Article spinner with 2 tiers

I made an article spinner that used regex to find words in this syntax:
{word1|word2}
And then split them up at the "|", but I need a way to make it support tier 2 brackets, such as:
{{word1|word2}|{word3|word4}}
What my code does when presented with such a line, is take "{{word1|word2}" and "{word3|word4}", and this is not as intended.
What I want is when presented with such a line, my code breaks it up as "{word1|word2}|{word3|word4}", so that I can use this with the original function and break it into the actual words.
I am using c#.
Here is the pseudo code of how it might look like:
Check string for regex match to "{{word1|word2}|{word3|word4}}" pattern
If found, store each one as "{word1|word2}|{word3|word4}" in MatchCollection (mc1)
Split the word at the "|" but not the one inside the brackets, and select a random one (aka, "{word1|word2}" or "{word3|word4}")
Store the new results aka "{word1|word2}" and "{word3|word4}" in a new MatchCollection (mc2)
Now search the string again, this time looking for "{word1|word2}" only and ignore the double "{{" "}}"
Store these in mc2.
I can not split these up normally
Here is the regex I use to search for "{word1|word2}":
Regex regexObj = new Regex(#"\{.*?\}", RegexOptions.Singleline);
MatchCollection m = regexObj.Matches(originalText); //How I store them
Hopefully someone can help, thanks!
Edit: I solved this using a recursive method. I was building an article spinner btw.
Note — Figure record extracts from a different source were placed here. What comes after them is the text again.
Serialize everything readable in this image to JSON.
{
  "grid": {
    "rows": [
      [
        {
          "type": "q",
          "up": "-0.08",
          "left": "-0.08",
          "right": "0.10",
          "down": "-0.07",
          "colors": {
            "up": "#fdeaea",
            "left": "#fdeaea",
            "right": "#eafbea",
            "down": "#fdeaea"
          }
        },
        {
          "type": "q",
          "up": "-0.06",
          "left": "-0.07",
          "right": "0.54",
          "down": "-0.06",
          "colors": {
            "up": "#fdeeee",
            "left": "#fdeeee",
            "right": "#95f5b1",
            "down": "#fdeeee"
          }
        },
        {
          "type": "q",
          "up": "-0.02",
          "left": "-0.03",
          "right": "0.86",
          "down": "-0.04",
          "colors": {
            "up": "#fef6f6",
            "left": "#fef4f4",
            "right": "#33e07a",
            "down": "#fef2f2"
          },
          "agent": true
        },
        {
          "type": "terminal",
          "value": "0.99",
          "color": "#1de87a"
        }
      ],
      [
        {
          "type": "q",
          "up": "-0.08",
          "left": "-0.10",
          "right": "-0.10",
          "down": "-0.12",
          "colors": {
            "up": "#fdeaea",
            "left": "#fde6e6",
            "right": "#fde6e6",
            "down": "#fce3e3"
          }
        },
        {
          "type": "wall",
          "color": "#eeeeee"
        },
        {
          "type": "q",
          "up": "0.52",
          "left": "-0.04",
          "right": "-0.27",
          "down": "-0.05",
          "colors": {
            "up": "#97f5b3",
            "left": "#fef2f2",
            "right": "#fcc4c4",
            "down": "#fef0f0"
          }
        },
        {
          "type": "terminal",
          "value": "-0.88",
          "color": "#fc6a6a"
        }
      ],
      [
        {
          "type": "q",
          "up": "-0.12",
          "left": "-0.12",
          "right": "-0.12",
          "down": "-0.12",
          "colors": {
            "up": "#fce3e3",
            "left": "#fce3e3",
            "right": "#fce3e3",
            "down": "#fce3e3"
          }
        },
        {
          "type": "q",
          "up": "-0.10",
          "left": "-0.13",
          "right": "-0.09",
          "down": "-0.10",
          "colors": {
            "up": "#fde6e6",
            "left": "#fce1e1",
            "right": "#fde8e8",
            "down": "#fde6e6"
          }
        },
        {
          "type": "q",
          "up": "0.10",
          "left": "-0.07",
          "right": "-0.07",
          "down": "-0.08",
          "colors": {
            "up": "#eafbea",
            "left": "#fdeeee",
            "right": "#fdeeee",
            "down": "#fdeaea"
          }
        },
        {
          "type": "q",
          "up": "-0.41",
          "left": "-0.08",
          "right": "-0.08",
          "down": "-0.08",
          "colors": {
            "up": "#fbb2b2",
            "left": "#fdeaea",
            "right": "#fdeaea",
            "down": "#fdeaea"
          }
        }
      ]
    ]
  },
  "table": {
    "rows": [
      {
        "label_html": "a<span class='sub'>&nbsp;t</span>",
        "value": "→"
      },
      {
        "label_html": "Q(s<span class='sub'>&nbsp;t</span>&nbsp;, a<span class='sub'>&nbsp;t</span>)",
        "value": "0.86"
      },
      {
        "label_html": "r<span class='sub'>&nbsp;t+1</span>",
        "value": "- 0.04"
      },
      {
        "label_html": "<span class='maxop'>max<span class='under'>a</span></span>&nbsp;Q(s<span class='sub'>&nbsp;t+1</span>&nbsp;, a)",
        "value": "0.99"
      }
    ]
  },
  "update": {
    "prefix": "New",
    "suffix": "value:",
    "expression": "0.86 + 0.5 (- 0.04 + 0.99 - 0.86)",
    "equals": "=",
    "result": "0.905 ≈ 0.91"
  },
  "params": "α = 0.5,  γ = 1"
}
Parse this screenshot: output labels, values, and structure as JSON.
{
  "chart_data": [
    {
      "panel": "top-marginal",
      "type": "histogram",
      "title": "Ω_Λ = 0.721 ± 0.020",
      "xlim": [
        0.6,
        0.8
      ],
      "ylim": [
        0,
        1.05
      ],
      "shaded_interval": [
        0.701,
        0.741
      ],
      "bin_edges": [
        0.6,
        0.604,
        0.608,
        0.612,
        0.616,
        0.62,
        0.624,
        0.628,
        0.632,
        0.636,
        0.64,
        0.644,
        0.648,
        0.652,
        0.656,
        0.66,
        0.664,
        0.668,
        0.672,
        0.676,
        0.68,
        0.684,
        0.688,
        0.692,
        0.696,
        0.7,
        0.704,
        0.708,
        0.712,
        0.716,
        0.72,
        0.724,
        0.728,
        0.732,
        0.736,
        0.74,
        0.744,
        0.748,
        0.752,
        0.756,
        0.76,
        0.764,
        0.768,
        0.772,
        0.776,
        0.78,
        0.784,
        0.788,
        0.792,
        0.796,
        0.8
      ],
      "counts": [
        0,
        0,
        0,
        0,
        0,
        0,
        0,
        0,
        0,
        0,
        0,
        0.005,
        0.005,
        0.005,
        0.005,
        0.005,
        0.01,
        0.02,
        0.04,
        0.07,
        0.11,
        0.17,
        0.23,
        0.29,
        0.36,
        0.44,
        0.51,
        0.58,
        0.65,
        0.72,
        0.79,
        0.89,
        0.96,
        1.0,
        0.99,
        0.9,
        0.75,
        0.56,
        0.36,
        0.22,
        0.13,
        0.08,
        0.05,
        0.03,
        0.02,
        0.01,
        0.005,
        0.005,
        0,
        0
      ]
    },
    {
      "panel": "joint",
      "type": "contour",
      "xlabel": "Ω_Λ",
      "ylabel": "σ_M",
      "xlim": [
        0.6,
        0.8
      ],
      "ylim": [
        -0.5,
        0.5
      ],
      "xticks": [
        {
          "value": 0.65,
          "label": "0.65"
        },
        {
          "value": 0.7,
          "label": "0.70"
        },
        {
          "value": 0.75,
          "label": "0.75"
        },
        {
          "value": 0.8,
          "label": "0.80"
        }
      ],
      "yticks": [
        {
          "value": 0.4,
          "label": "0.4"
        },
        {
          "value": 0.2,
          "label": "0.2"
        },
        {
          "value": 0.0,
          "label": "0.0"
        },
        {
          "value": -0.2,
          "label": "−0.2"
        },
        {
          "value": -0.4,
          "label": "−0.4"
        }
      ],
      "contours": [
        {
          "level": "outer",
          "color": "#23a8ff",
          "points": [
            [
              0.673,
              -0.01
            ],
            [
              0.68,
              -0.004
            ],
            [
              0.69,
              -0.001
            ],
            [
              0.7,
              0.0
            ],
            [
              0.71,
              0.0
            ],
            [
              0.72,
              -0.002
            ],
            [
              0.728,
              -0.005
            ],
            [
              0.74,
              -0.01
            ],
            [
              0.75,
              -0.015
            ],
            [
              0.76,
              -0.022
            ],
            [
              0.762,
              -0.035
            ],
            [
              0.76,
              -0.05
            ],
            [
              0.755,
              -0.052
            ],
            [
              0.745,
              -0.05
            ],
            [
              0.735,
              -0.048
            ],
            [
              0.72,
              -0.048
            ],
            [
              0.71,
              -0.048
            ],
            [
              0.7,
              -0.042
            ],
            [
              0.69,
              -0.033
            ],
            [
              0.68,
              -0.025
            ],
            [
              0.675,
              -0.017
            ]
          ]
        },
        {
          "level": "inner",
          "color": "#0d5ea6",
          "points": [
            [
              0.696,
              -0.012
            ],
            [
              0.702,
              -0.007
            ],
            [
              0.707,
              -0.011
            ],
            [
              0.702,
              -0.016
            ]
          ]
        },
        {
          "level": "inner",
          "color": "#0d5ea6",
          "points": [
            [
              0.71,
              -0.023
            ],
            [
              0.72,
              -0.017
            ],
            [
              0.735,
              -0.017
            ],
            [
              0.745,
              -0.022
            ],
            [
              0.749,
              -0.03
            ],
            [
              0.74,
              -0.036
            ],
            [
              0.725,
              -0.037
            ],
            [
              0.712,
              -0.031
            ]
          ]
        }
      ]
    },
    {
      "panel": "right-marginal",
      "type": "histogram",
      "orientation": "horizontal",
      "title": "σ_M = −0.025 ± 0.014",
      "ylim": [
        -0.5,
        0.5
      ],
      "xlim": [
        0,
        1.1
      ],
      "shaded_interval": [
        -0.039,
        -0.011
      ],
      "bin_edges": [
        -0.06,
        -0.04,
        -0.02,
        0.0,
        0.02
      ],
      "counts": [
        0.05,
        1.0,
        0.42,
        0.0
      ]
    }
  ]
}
That is not parsable using a regular expression, instead you have to use a recursive descent parser. Map it to JSON by replacing:
{ with [
| with ,
wordX with "wordX" (regex \w+)
Then your input
{{word1|word2}|{word3|word4}}
becomes valid JSON
[["word1","word2"],["word3","word4"]]
and will map directly to PHP arrays when you call json_decode.
In C#, the same should be possible with JavaScriptSerializer.
I'm really not completely sure WHAT you're asking for, but I'll give it a go:
If you want to get {word1|word2}|{word3|word4} out of any occurrence of {{word1|word2}|{word3|word4}} but not {word1|word2} or {word3|word4}, then use this:
#"\{(\{[^}]*\}\|\{[^}]*\})\}"
...which will match {{word1|word2}|{word3|word4}}, but with {word1|word2}|{word3|word4} in the first matching group.
I'm not sure if this will be helpful or even if it's along the right track, but I'll try to check back every once in a while for more questions or clarifications.
s = "{Spinning|Re-writing|Rotating|Content spinning|Rewriting|SEO Content Machine} is {fun|enjoyable|entertaining|exciting|enjoyment}! try it {for yourself|on your own|yourself|by yourself|for you} and {see how|observe how|observe} it {works|functions|operates|performs|is effective}."
print spin(s)
If you want to use the [square|brackets|syntax] use this line in the process function:
'/[(((?>[^[]]+)|(?R))*)]/x',